Despite current attempts by some elected officials to ban or water down Black history, storytellers still live on. The oldest living Tulsa Massacre survivor is now releasing a new memoir.

The Tulsa Massacre occurred on May 31 and June 1, 1921, in Tulsa, Oklahoma. It was a targeted attack aiming to demolish the thriving Black community of Greenwood, known as “Black Wall Street” due to its economic prosperity. The massacre was sparked by a false accusation against a Black man and escalated when a white mob destroyed the town by looting, burning homes and businesses, and attacking residents. The incident resulted in the deaths of about 300 Black people, with thousands left homeless. There have been attempts to erase the event but survivor, Viola Ford Fletcher, is determined to not let that happen.

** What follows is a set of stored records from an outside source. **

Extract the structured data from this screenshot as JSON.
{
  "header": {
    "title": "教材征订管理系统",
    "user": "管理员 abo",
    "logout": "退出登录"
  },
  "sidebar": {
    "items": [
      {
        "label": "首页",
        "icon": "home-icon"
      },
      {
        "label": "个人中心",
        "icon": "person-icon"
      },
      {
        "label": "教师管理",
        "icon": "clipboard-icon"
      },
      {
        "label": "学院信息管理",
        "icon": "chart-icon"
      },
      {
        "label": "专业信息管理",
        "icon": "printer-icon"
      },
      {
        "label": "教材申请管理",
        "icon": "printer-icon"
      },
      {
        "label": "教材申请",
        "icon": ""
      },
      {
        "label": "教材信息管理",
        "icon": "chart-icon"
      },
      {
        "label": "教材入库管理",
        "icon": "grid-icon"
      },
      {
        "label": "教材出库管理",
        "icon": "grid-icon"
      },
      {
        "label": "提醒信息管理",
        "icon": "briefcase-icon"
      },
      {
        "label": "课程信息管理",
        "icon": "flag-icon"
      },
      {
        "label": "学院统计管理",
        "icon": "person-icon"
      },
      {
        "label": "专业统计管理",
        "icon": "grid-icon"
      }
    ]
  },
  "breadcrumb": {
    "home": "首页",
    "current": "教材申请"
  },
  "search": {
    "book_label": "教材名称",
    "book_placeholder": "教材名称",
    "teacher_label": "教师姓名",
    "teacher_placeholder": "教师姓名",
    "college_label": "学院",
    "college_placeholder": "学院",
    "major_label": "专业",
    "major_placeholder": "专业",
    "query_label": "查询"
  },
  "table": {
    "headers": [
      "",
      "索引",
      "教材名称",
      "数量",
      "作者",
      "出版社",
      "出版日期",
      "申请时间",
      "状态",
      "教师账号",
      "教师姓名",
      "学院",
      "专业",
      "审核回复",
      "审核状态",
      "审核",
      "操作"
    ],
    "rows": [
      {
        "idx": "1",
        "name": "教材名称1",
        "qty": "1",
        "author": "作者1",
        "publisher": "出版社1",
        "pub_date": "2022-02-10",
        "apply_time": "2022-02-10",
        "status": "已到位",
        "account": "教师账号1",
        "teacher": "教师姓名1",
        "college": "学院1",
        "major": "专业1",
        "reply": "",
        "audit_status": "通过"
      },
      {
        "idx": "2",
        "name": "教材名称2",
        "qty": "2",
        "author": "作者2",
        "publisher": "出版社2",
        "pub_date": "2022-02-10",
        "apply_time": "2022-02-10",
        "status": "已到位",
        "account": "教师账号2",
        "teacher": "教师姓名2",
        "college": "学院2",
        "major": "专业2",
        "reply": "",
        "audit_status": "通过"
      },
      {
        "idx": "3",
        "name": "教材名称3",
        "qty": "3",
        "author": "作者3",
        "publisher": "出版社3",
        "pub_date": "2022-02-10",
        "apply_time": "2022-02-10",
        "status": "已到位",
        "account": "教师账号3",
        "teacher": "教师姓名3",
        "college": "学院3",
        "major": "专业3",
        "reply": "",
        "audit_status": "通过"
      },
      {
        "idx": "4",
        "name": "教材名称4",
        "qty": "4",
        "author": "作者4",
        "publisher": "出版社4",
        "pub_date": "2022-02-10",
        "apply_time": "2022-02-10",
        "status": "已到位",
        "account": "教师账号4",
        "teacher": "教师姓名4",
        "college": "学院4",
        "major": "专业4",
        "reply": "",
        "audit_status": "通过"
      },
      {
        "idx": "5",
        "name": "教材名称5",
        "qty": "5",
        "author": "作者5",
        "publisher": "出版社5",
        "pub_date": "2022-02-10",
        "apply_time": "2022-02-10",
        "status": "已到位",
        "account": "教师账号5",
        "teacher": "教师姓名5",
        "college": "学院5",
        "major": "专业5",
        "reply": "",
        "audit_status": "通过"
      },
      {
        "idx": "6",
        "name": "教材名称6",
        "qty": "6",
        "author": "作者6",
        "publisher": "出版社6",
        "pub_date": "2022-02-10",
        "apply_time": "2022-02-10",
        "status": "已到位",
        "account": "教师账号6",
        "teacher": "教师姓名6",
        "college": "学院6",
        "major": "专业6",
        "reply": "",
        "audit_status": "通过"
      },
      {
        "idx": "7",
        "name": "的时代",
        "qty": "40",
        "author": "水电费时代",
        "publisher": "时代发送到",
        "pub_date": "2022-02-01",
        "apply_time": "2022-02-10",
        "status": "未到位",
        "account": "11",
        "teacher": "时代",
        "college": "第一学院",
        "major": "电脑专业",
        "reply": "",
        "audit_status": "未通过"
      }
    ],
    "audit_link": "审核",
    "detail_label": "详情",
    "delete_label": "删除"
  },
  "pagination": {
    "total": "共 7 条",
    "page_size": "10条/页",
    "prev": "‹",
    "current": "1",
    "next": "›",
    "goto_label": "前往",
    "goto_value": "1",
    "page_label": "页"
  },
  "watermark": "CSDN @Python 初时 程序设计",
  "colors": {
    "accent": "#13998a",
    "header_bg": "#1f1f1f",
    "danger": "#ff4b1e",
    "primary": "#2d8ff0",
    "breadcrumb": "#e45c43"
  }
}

Viola Ford Fletcher’s Tulsa Story

Fletcher has worked tirelessly throughout her lifetime to fight for the rights of those who lost their homes and families in the Tulsa Massacre. According to the Associated Press, she has traveled internationally, testified before Congress, and supported a lawsuit for reparations. Her new memoir,  “Don’t Let Them Bury My Story,” will be published by Mocha Media Inc. and will release on August 15. She hopes to share the story of that day from her point of view.

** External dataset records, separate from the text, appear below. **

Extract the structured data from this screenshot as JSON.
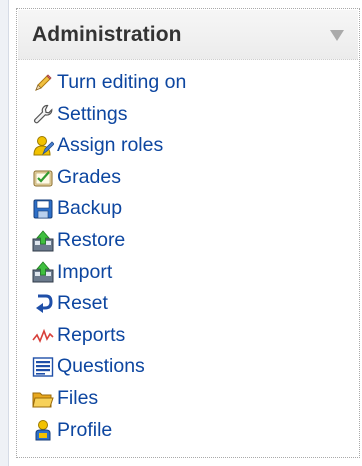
{
  "block": {
    "title": "Administration",
    "items": [
      {
        "label": "Turn editing on",
        "icon": "pencil-icon"
      },
      {
        "label": "Settings",
        "icon": "wrench-icon"
      },
      {
        "label": "Assign roles",
        "icon": "user-roles-icon"
      },
      {
        "label": "Grades",
        "icon": "grades-icon"
      },
      {
        "label": "Backup",
        "icon": "floppy-disk-icon"
      },
      {
        "label": "Restore",
        "icon": "restore-icon"
      },
      {
        "label": "Import",
        "icon": "import-icon"
      },
      {
        "label": "Reset",
        "icon": "reset-icon"
      },
      {
        "label": "Reports",
        "icon": "reports-icon"
      },
      {
        "label": "Questions",
        "icon": "questions-icon"
      },
      {
        "label": "Files",
        "icon": "folder-icon"
      },
      {
        "label": "Profile",
        "icon": "profile-icon"
      }
    ]
  },
  "colors": {
    "link": "#0d46a0",
    "title": "#333333",
    "header_bg": "#efefef",
    "border": "#a9a9a9"
  }
}
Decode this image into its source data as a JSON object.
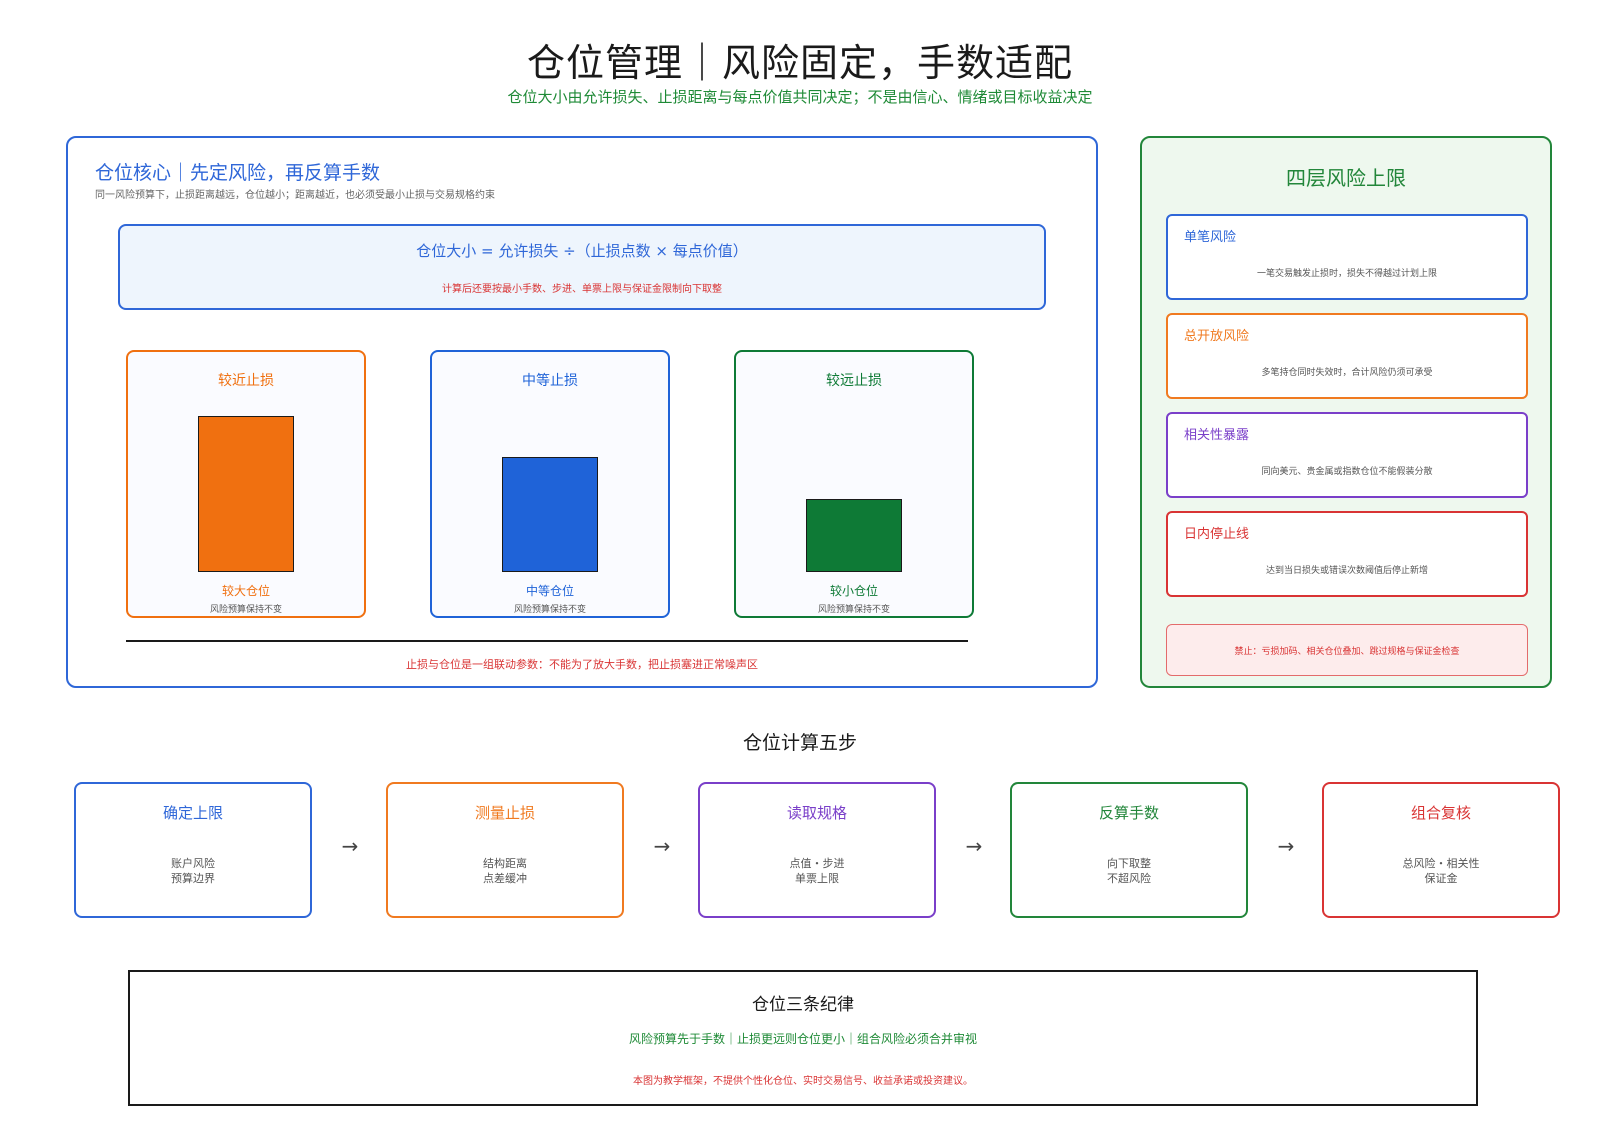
{
  "title": "仓位管理｜风险固定，手数适配",
  "subtitle": "仓位大小由允许损失、止损距离与每点价值共同决定；不是由信心、情绪或目标收益决定",
  "core": {
    "title": "仓位核心｜先定风险，再反算手数",
    "description": "同一风险预算下，止损距离越远，仓位越小；距离越近，也必须受最小止损与交易规格约束",
    "formula": "仓位大小 = 允许损失 ÷（止损点数 × 每点价值）",
    "formula_note": "计算后还要按最小手数、步进、单票上限与保证金限制向下取整",
    "cards": [
      {
        "title": "较近止损",
        "label": "较大仓位",
        "note": "风险预算保持不变",
        "relative_size": 1.0,
        "color": "#f07010"
      },
      {
        "title": "中等止损",
        "label": "中等仓位",
        "note": "风险预算保持不变",
        "relative_size": 0.74,
        "color": "#1f63d8"
      },
      {
        "title": "较远止损",
        "label": "较小仓位",
        "note": "风险预算保持不变",
        "relative_size": 0.47,
        "color": "#0e7a36"
      }
    ],
    "footnote": "止损与仓位是一组联动参数：不能为了放大手数，把止损塞进正常噪声区"
  },
  "risk_limits": {
    "title": "四层风险上限",
    "items": [
      {
        "name": "单笔风险",
        "desc": "一笔交易触发止损时，损失不得越过计划上限",
        "color": "#2f67d8"
      },
      {
        "name": "总开放风险",
        "desc": "多笔持仓同时失效时，合计风险仍须可承受",
        "color": "#f07a20"
      },
      {
        "name": "相关性暴露",
        "desc": "同向美元、贵金属或指数仓位不能假装分散",
        "color": "#7a3fc9"
      },
      {
        "name": "日内停止线",
        "desc": "达到当日损失或错误次数阈值后停止新增",
        "color": "#d93434"
      }
    ],
    "forbidden": "禁止：亏损加码、相关仓位叠加、跳过规格与保证金检查"
  },
  "steps": {
    "title": "仓位计算五步",
    "items": [
      {
        "title": "确定上限",
        "line1": "账户风险",
        "line2": "预算边界",
        "color": "#2f67d8"
      },
      {
        "title": "测量止损",
        "line1": "结构距离",
        "line2": "点差缓冲",
        "color": "#f07a20"
      },
      {
        "title": "读取规格",
        "line1": "点值・步进",
        "line2": "单票上限",
        "color": "#7a3fc9"
      },
      {
        "title": "反算手数",
        "line1": "向下取整",
        "line2": "不超风险",
        "color": "#22863a"
      },
      {
        "title": "组合复核",
        "line1": "总风险・相关性",
        "line2": "保证金",
        "color": "#d93434"
      }
    ],
    "arrow": "→"
  },
  "discipline": {
    "title": "仓位三条纪律",
    "rules": "风险预算先于手数｜止损更远则仓位更小｜组合风险必须合并审视",
    "note": "本图为教学框架，不提供个性化仓位、实时交易信号、收益承诺或投资建议。"
  }
}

“The questions I had then remain to this day,” Fletcher wrote in the book. “How could you just give a mob of violent, crazed, racist people a bunch of deadly weapons and allow them — no, encourage them — to go out and kill innocent Black folks and demolish a whole community?”

Co-author of the memoir and Fletcher’s grandson, Ike Howard, said that Tulsa’s Black community still hasn’t fully recovered. He blames it on systemic racism.

“They want to be made whole,” Howard said. “We speak for everybody that went through a similar situation, who are not here to tell their stories.”

“You can learn a lot from ‘Don’t Let Them Bury My Story.’ And we know that history can repeat itself if you don’t correct and reconcile issues,” he added.